First hall of fame inductees named

Joey Payeur

They each were outstanding achievers in their own way and now will be linked throughout history forever.
Three individuals and two teams were named Monday to be part of the inaugural induction class for the new Fort Frances Sports Hall of Fame.
Hockey player Frank “Ike” Eisenzoph and bodybuilder Brock Madill (in the athletes’ category) and executive Jon Gustafson (in the builders’ category) were selected out of nominations from the community.
The two teams chosen were the 1960 Fort Frances Canadians, which won the Western Canadian Intermediate Senior Championship, and the 1989 Muskie football team, which won the school’s first NWOSSAA title since its inception in 1953.
They will be joined by the 10 Fort Frances natives and the 1952 Allan Cup champion Fort Frances Canadians, who already are members of the Northwestern Ontario Sports Hall of Fame in Thunder Bay.
Eisenzoph, a member of both the 1952 Allan Cup champion Canadians and the 1960 squad, will be both the lone posthumous inductee and the only one of the class to be honoured twice.
“I think it’s wonderful,” said Eisenzoph’s widow, Jean.
“He sure tried hard when he played.
“He liked all sports and enjoyed everything he did,” she added.
“I think he would be thrilled if he were here.
“A sports hall of fame here has been a long time coming,” Jean Eisenzoph noted.
“I wish he could have lived to see it but sometimes these things don’t happen.”
John Hazel, a defenceman on the 1960 Canadians who also was Eisenzoph’s roommate on road trips, has fond memories of the squad.
“It was a great bunch of local guys,” Hazel recalled.
“I’m very proud of our team, as well as the team before us that won the Allan Cup.”
Dave Montgomery, head coach of the ’89 Muskies’ gridiron squad, said he was “overwhelmed” by the honour given his team.
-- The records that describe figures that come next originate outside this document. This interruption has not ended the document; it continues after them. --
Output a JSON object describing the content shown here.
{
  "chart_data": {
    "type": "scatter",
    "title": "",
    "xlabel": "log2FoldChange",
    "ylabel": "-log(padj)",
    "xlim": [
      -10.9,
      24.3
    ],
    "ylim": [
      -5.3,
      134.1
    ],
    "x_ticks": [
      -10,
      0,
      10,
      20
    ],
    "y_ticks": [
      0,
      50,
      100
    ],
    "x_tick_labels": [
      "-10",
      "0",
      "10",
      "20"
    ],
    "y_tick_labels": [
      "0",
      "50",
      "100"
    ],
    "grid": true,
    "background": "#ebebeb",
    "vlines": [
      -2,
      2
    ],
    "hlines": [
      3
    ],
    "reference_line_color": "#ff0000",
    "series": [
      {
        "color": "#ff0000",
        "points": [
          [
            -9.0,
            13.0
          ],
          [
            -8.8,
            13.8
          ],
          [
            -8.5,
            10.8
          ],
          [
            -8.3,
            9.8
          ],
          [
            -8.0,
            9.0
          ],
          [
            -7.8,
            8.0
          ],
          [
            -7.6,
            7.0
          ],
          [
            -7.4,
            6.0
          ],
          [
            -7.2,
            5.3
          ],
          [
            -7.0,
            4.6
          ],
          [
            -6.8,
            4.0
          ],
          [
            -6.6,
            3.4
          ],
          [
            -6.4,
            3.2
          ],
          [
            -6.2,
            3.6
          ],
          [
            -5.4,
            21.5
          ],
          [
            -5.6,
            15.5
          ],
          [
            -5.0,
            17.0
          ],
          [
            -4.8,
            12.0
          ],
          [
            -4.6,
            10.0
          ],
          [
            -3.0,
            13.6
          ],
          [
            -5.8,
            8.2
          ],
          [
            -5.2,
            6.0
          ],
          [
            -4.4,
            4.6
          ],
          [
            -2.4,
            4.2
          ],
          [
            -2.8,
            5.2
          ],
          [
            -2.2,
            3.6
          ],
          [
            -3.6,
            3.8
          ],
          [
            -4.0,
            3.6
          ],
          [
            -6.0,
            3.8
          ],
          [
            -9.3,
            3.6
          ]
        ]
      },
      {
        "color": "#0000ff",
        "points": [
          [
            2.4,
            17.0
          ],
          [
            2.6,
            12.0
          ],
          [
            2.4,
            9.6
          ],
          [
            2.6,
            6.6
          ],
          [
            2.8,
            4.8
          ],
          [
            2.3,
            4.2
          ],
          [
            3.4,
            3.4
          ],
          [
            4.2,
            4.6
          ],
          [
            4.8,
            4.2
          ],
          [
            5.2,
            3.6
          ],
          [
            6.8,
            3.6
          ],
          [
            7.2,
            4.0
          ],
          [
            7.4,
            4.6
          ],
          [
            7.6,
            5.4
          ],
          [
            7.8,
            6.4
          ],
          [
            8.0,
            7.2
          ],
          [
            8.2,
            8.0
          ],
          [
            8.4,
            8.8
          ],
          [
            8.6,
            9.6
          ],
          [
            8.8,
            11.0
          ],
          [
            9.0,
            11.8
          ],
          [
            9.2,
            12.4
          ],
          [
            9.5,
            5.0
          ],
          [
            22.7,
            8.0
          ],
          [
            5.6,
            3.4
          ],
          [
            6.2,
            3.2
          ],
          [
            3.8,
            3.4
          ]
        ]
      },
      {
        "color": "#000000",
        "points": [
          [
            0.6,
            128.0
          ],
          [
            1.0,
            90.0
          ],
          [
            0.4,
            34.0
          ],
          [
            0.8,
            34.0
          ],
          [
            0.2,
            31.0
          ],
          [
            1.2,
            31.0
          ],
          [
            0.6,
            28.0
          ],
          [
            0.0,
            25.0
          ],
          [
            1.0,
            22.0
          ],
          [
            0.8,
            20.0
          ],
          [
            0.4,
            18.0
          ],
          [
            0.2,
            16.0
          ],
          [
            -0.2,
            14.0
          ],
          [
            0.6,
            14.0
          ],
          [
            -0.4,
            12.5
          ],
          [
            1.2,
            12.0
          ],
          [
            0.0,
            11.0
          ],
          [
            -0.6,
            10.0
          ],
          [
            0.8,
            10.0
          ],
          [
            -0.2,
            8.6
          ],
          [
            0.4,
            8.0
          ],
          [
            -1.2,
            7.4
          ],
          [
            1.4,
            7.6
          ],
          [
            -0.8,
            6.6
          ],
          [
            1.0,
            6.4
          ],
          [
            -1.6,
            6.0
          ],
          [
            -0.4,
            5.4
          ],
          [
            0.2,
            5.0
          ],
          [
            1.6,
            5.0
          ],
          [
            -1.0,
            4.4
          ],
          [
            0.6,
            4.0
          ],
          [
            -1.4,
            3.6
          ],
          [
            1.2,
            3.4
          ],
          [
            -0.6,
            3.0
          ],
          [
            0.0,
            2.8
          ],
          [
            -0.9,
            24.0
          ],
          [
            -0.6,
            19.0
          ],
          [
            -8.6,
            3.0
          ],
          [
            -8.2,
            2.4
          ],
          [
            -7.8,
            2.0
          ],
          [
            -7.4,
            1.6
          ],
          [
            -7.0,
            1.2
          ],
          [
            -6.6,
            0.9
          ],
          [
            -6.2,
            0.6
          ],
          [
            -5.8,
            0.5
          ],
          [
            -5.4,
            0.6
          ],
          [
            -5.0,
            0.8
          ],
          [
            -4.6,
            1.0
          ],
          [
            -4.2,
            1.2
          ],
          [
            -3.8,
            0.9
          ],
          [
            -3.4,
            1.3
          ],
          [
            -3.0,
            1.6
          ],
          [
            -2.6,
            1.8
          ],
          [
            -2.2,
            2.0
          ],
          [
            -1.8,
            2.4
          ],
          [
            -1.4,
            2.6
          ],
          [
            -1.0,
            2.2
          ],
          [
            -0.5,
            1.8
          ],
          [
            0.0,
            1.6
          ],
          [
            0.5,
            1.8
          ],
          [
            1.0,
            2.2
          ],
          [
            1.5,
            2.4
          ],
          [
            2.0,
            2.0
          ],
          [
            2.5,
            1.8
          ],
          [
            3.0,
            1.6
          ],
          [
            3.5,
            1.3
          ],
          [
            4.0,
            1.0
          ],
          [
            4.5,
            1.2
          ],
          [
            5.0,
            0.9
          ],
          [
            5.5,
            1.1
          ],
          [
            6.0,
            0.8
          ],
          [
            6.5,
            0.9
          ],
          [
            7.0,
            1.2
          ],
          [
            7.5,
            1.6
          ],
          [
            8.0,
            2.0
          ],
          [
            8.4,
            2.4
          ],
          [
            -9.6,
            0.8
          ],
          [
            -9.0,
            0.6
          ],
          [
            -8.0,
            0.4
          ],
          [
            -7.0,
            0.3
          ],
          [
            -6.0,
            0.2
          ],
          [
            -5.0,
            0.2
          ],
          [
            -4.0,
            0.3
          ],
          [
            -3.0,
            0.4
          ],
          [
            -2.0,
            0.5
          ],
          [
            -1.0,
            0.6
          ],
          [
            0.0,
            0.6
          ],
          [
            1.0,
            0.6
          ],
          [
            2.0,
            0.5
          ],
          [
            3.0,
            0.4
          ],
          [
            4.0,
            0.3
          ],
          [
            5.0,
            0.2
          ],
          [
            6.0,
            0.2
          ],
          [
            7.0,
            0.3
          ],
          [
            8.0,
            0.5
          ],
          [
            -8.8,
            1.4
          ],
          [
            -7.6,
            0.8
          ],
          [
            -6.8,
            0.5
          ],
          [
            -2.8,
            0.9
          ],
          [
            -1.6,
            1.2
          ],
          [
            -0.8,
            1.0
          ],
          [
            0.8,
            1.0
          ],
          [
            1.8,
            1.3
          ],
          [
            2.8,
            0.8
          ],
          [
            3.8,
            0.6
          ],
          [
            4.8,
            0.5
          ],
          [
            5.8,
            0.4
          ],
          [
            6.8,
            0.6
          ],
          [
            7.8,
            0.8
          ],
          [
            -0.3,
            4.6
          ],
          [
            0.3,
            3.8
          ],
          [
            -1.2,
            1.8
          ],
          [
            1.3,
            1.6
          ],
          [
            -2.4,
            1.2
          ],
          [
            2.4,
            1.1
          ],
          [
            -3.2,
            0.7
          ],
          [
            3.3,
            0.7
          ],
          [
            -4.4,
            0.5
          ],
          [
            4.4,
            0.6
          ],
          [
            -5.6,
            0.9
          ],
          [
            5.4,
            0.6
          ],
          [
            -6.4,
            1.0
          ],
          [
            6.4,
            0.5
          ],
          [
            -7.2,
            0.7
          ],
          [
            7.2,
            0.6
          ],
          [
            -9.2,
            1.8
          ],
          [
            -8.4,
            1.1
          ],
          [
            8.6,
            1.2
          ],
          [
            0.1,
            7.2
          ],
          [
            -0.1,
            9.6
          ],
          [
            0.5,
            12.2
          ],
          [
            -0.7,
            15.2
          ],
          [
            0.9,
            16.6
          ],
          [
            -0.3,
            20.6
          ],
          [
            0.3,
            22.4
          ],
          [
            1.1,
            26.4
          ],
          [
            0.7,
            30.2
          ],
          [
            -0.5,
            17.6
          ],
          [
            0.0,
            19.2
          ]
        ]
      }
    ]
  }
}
“I showed up here 44 years ago and was given a job, but my sole purpose was to coach football,” he recounted.
“The program was not in really good shape and then 19 years later, boom, we get the NWOSSAA title.
“The program has been a big part of my life,” Montgomery added.
“To be part of that group was something special.”
Madill, meanwhile, won multiple provincial, national, and world bodybuilding championships in the late 1990s and early 2000s.
Gustafson was a member of the 1986 Muskie boys’ hockey team that won Fort High’s first OFSAA championship in that sport.
But his more significant contributions to the game have come in his role as vice-president of Sharks Sports and Entertainment, a subsidiary company of the NHL’s San Jose Sharks.
He also is vice-president of the Worcester (Mass.) Sharks of the AHL.
Gustafson oversees all areas of operation for the Sharks Ice family of ice rinks in California, and takes care of all business operations for the Worcester franchise.
As well, he sits on the board of directors for USA Hockey and the International Ice Skating Institute.
An exact date for the induction ceremony, likely in July or August, could be announced as soon as tomorrow after the hall’s organizing committee meets tonight.